The product is compliant with memcached, a free and open-source system which companies such as Facebook, Zynga and others already use to ensure users don’t have to wait long to see their status updates or gameplay. Amazon’s new product will do the same thing for other app developers who don’t have their own infrastructure, but realize that cache matters. Faster access to data has been a trend that is changing the data center and bringing high-dollar Flash memory into and alongside servers from a variety of vendors.
For Amazon, offering products and tweaks for web developers may be a response to more Platforms-as-a-Service such as Heroku, DotCloud or Red Hat’s Makara platform gaining ground among developers who don’t want to worry about infrastructure. It may also be a response to products that also make it easier to choose your own infrastructure with a PaaS overlay, as VMware’s Cloud Foundry and OpenLogic’s CloudSwing does. With OpenStack making huge strides, Amazon might be feeling the threat of competition on the infrastructure side and also from platforms.

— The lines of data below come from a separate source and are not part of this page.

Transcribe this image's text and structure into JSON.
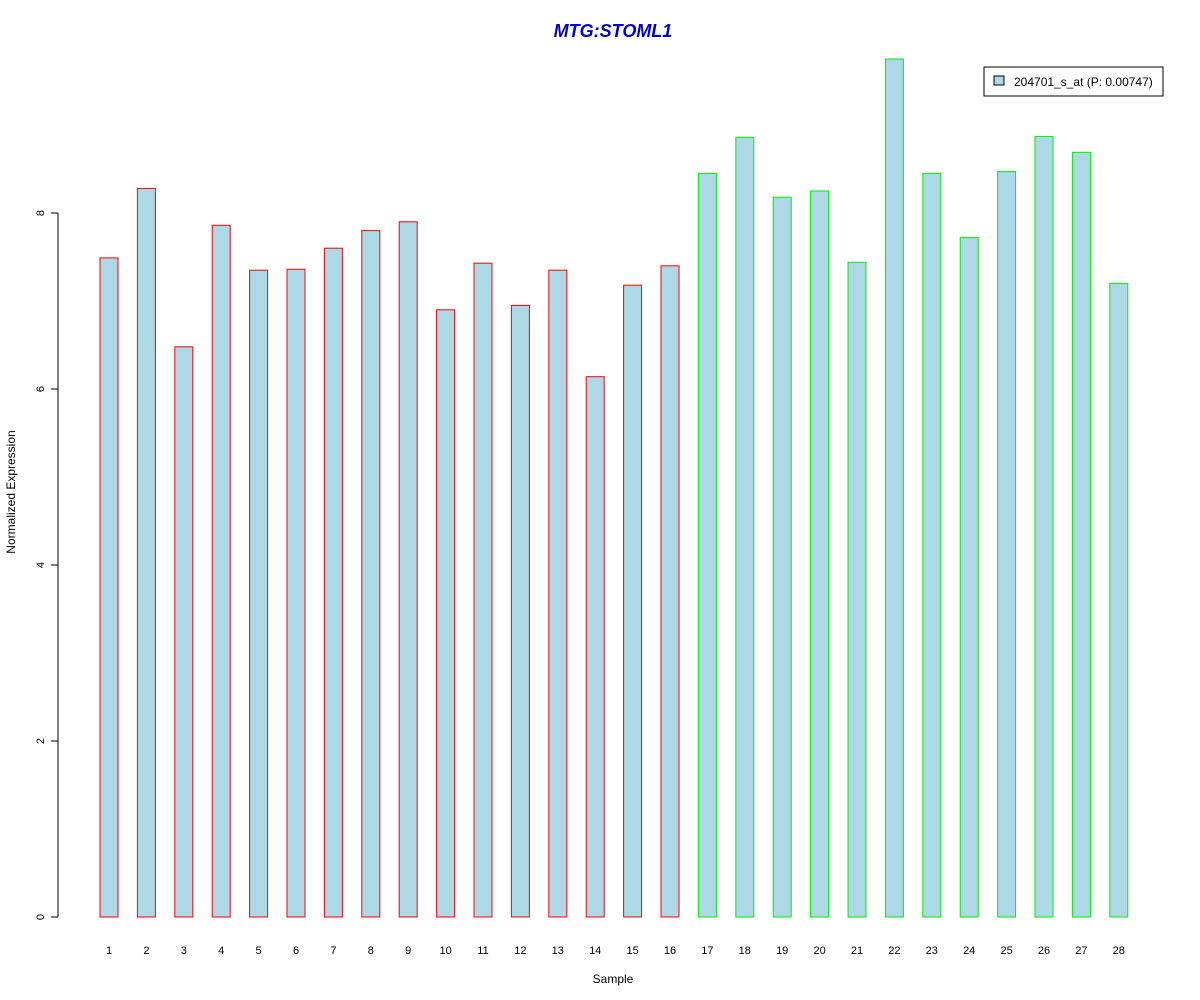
{
  "colors": {
    "title": "#0000cc",
    "bar_fill": "#add8e6",
    "group1_border": "#ff0000",
    "group2_border": "#00ee00",
    "axis": "#000000"
  },
  "chart_data": {
    "type": "bar",
    "title": "MTG:STOML1",
    "xlabel": "Sample",
    "ylabel": "Normalized Expression",
    "ylim": [
      0,
      9.75
    ],
    "yticks": [
      0,
      2,
      4,
      6,
      8
    ],
    "grid": false,
    "legend": {
      "position": "top-right",
      "entries": [
        "204701_s_at (P: 0.00747)"
      ]
    },
    "categories": [
      "1",
      "2",
      "3",
      "4",
      "5",
      "6",
      "7",
      "8",
      "9",
      "10",
      "11",
      "12",
      "13",
      "14",
      "15",
      "16",
      "17",
      "18",
      "19",
      "20",
      "21",
      "22",
      "23",
      "24",
      "25",
      "26",
      "27",
      "28"
    ],
    "series": [
      {
        "name": "204701_s_at (P: 0.00747)",
        "values": [
          7.49,
          8.28,
          6.48,
          7.86,
          7.35,
          7.36,
          7.6,
          7.8,
          7.9,
          6.9,
          7.43,
          6.95,
          7.35,
          6.14,
          7.18,
          7.4,
          8.45,
          8.86,
          8.18,
          8.25,
          7.44,
          9.75,
          8.45,
          7.72,
          8.47,
          8.87,
          8.69,
          7.2
        ]
      }
    ],
    "groups": [
      {
        "samples": [
          1,
          16
        ],
        "border_color": "#ff0000"
      },
      {
        "samples": [
          17,
          28
        ],
        "border_color": "#00ee00"
      }
    ]
  }
}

Just a few days ago, Amazon’s CTO Werner Vogels posted what he called a “hacker” post aimed at telling bloggers how to host dynamic content on their web pages using Amazon’s storage product instead of their own server. The how-to post highlighted some independent tools and a feature Amazon launched in its S3 product in February. I wondered if Vogels was changing his style a bit to appeal to more casual developers and bloggers, or if this was just a one-off post. My hunch is if Amazon is feeling threatened by the rapidly changing IaaS and PaaS environments, Vogels may put on his “hacker” hat more often.